The ministry of higher education and scientific research decided introducing the Syriac language at the college of languages, university of Baghdad within its plan for the central admission this year in an attempt to allow students who don’t speak this language to enter this department after it was limited to the native speakers only. Head of department, Adnan shabib stated that in an interview with the website of the college, adding that Syriac is one of the semitic languages derived from Aramaic originated in the first millennium BC, to the family of the third part of the language family and from the 6th century BC it became the only spoken language spoken in the fertile Crescent until AC, later it acquired its new name “Syriac” in the 4th century coinciding with the spread of Christianity in the Levant.
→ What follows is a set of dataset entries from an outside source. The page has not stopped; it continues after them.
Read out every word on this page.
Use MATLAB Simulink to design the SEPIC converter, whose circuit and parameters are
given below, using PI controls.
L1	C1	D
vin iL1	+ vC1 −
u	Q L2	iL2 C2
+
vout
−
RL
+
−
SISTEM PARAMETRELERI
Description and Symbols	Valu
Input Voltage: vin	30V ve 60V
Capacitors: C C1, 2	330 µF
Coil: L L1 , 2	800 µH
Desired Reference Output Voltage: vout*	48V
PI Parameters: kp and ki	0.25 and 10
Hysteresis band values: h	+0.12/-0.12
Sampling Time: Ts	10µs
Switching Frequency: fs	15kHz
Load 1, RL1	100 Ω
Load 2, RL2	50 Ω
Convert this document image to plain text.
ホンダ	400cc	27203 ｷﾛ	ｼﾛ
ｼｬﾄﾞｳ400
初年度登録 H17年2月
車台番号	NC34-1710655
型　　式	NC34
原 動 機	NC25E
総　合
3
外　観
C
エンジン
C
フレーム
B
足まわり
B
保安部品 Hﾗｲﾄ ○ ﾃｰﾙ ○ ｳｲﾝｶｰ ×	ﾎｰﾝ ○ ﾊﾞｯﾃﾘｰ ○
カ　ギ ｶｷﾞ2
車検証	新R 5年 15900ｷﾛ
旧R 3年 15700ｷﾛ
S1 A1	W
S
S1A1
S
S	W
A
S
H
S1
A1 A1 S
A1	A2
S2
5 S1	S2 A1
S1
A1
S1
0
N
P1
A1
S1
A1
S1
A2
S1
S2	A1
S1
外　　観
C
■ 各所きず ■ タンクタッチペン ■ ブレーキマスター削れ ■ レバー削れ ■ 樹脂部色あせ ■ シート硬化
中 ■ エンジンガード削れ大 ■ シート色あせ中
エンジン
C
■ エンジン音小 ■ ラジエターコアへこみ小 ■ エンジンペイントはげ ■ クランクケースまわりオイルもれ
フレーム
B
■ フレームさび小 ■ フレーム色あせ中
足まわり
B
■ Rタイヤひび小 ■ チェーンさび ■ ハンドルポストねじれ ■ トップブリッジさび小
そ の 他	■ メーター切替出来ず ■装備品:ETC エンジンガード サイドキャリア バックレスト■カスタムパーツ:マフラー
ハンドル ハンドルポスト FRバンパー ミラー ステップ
The Syriac department was founded on the recommendation of the Iraqi Academy of Sciences / Syriac body, whose vice-president, prof. Dr. Youssef Fawzi was commissioned to exert maximum efforts in order to achieve its core, then approved to open this department in the college of languages on 31 March 2004, began teaching in November 2004 and accepting high school graduates from scientific and humanity branches. This department graduates translators of Syriac to fit the needs of the times in collaboration with the Iraqi Academy of Sciences. Syriac is the native language of Assyrians, Syriacs, and Chaldeans who live in Iraq and Syria. It has a religious significance particularly in Christianity, since at first Jesus spoke Aramaic, so it is the mother tongue of the Syriac, secondly because many of the writings of the church fathers and the Christian heritage has preserved in Syriac along with Greek, as well as the Syriac churches still use this language daily in their divine liturgy and other worship services.